How this skill works

The skill inspects schema choices and recommends concrete changes: ideal ORDER BY ordering, partitioning strategy, smallest-fit data types, LowCardinality usage, and TTL rules for tiered storage or deletion. It also suggests engine selection (MergeTree variants), skip indexes for secondary lookups, and provides verification queries and remediation steps for common problems like too many parts or poor compression. Use it as a checklist before applying ALTER/CREATE operations.

When to use it

Always when creating new ClickHouse tables
Before altering table schema or changing ORDER BY/PARTITION BY
When queries on large tables are slower than expected
When compression ratios or storage growth are concerning
When implementing automated retention or tiered storage with TTL

Best practices

Choose ORDER BY columns in the order most commonly filtered: low-cardinality first, then time, then higher-cardinality keys
Use PARTITION BY for management (partition size targets), not primary filtering; prefer monthly partitions for analytics
Pick the smallest numeric and time types that fit needs; avoid nullable where possible and prefer DEFAULTs
Use LowCardinality(String) for categories with <10k uniques and enums where appropriate
Limit ORDER BY to 3–5 meaningful columns; make PRIMARY KEY a prefix of ORDER BY to shrink index
Configure TTLs for deletion and tiered storage and verify with system tables before applying changes

Example use cases

High-volume event table: ORDER BY (tenant_id, event_date, user_id), PARTITION BY toYYYYMM(event_date), TTL 12 months DELETE
Multi-tenant analytics: partition by (tenant_id, toYYYYMM(date)) to isolate tenant data and meet partition size targets
Dedup/upsert workload: use ReplacingMergeTree with deduplication key and materialized views for ingestion
PII minimization: column-level TTL to delete email/ip after 30 days while retaining aggregated metrics
Secondary lookups: add bloom_filter skip index on session_id or user_id for occasional direct lookups

FAQ

Will changing ORDER BY always require table recreation?

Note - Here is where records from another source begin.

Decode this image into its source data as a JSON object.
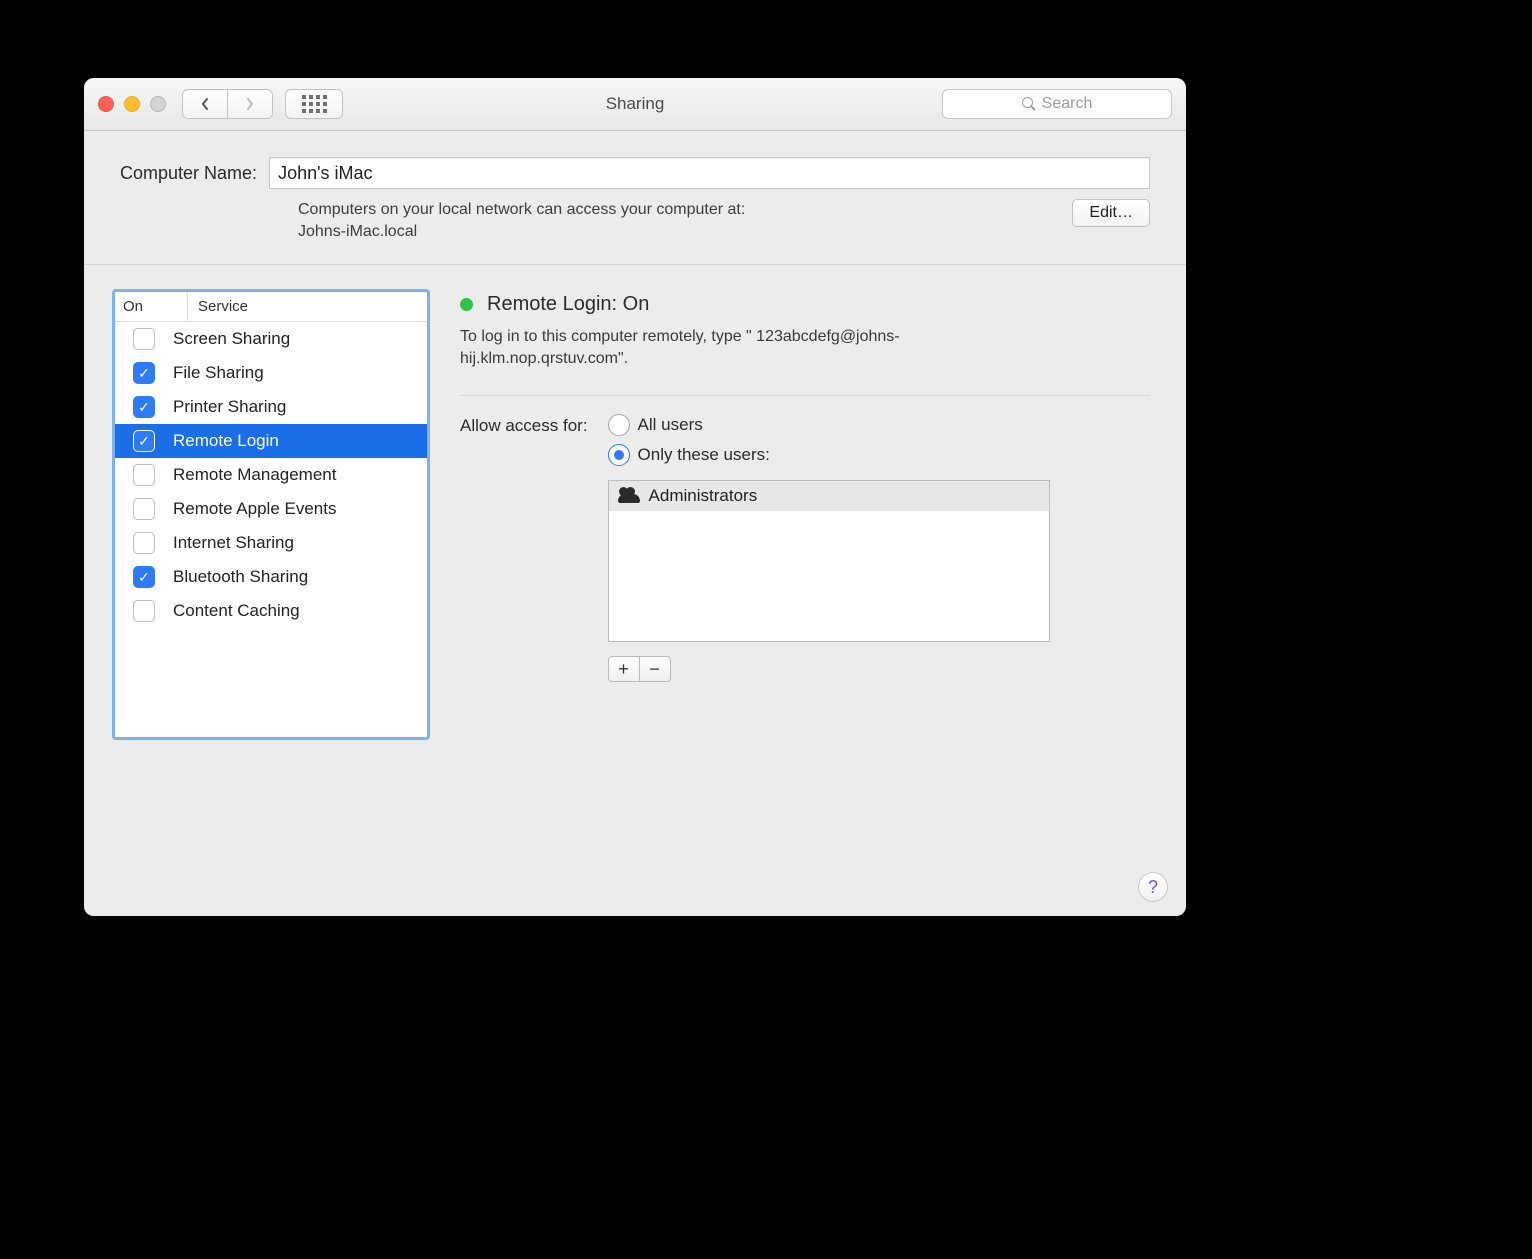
{
  "toolbar": {
    "title": "Sharing",
    "search_placeholder": "Search"
  },
  "header": {
    "computer_name_label": "Computer Name:",
    "computer_name_value": "John's iMac",
    "hint_line1": "Computers on your local network can access your computer at:",
    "hint_line2": "Johns-iMac.local",
    "edit_label": "Edit…"
  },
  "services": {
    "col_on": "On",
    "col_service": "Service",
    "items": [
      {
        "label": "Screen Sharing",
        "on": false,
        "selected": false
      },
      {
        "label": "File Sharing",
        "on": true,
        "selected": false
      },
      {
        "label": "Printer Sharing",
        "on": true,
        "selected": false
      },
      {
        "label": "Remote Login",
        "on": true,
        "selected": true
      },
      {
        "label": "Remote Management",
        "on": false,
        "selected": false
      },
      {
        "label": "Remote Apple Events",
        "on": false,
        "selected": false
      },
      {
        "label": "Internet Sharing",
        "on": false,
        "selected": false
      },
      {
        "label": "Bluetooth Sharing",
        "on": true,
        "selected": false
      },
      {
        "label": "Content Caching",
        "on": false,
        "selected": false
      }
    ]
  },
  "detail": {
    "status_title": "Remote Login: On",
    "status_help": "To log in to this computer remotely, type \" 123abcdefg@johns-hij.klm.nop.qrstuv.com\".",
    "access_label": "Allow access for:",
    "opt_all": "All users",
    "opt_only": "Only these users:",
    "selected_option": "only",
    "users": [
      {
        "label": "Administrators"
      }
    ],
    "plus": "+",
    "minus": "−"
  },
  "help": "?"
}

Yes: changing the ORDER BY of an existing MergeTree requires creating a new table with the desired ORDER BY and migrating data; test and confirm before switching production tables.

How do I choose partition granularity?

Target partition sizes in the recommended ranges: general tables 1–300 GB, Summing/Replacing 400 MB–40 GB. Use monthly partitions for most analytics, daily only for very high volume (>1 TB/month).